Published in eyeforpharma 20 May by Rachel Howard
What are the opportunities and challenges for pharma companies wishing to gain a foothold in this oil-rich kingdom?

Traditionally the Middle East and North Africa (MENA) region has been overlooked by pharmaceutical companies, with the region contributing only about 2% of global pharmaceutical sales in 2010. Difficult regulatory environments and political turmoil have compounded the perceived lack of attractiveness of the region as a whole.

As we reach the middle of the decade, could the tide be turning? Over the last year, I have noticed increasing industry interest in Saudi Arabia (KSA) – and with good reason given it is the fastest growing pharmaceutical market in the Middle East, experiencing double-digit growth. In this article, I will take a look at the opportunities and challenges for pharma companies wishing to gain a foothold in this oil-rich kingdom.


Though vast swathes of the country are uninhabitable desert, Saudi Arabia has a population fast approaching 30 million. It is a young country, with over half of the population under 30 years of age. As it is home to the holy Islamic cities of Mecca and Medina, its population receives a seasonal boost as over two million pilgrims visit each year to perform the Hajj. It also contains about a quarter of the world’s known petroleum reserves, and oil revenues account for approximately 90 percent of the government’s income.
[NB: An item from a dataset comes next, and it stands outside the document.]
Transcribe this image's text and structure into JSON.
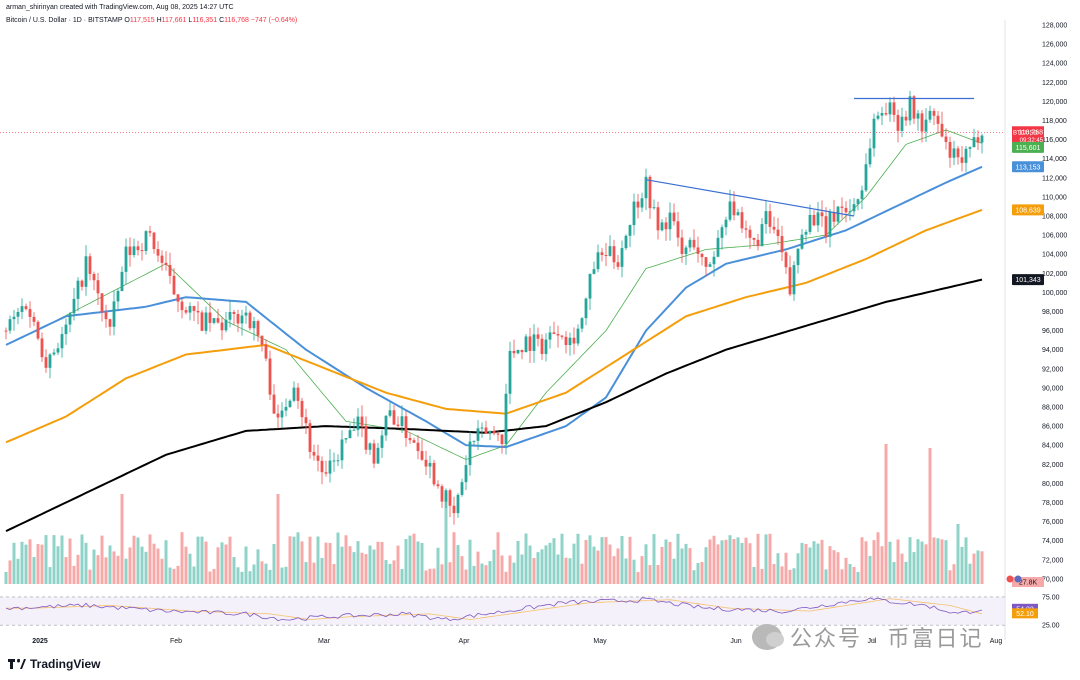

A key pillar of Saudi Arabia’s internal stability relative to much of the surrounding region has been the kingdom’s generous social welfare system, of which healthcare forms an important segment. Healthcare services are available free of charge not only to Saudi citizens but also to all pilgrims, regardless of their nationality. Recent decades have seen considerable improvement in both the quantity and quality of healthcare services. A Royal Decree in 2002 resulted in sizeable expansion of the primary care network. Care in the top public hospitals, such as Riyadh’s renowned King Fahad Medical City, easily rivals that of the West, with imported medical technology and state-of-the-art facilities. Medical education is also fully funded by the state, including overseas training. As a result, many physicians are trained in leading US and UK medical schools.

However, not all is rosy. Despite the country’s affluence and stated commitment to healthcare, indicators suggest Saudi Arabia’s overall healthcare performance remains mediocre compared with the West, with an infant mortality rate that is double the average and a shorter life expectancy.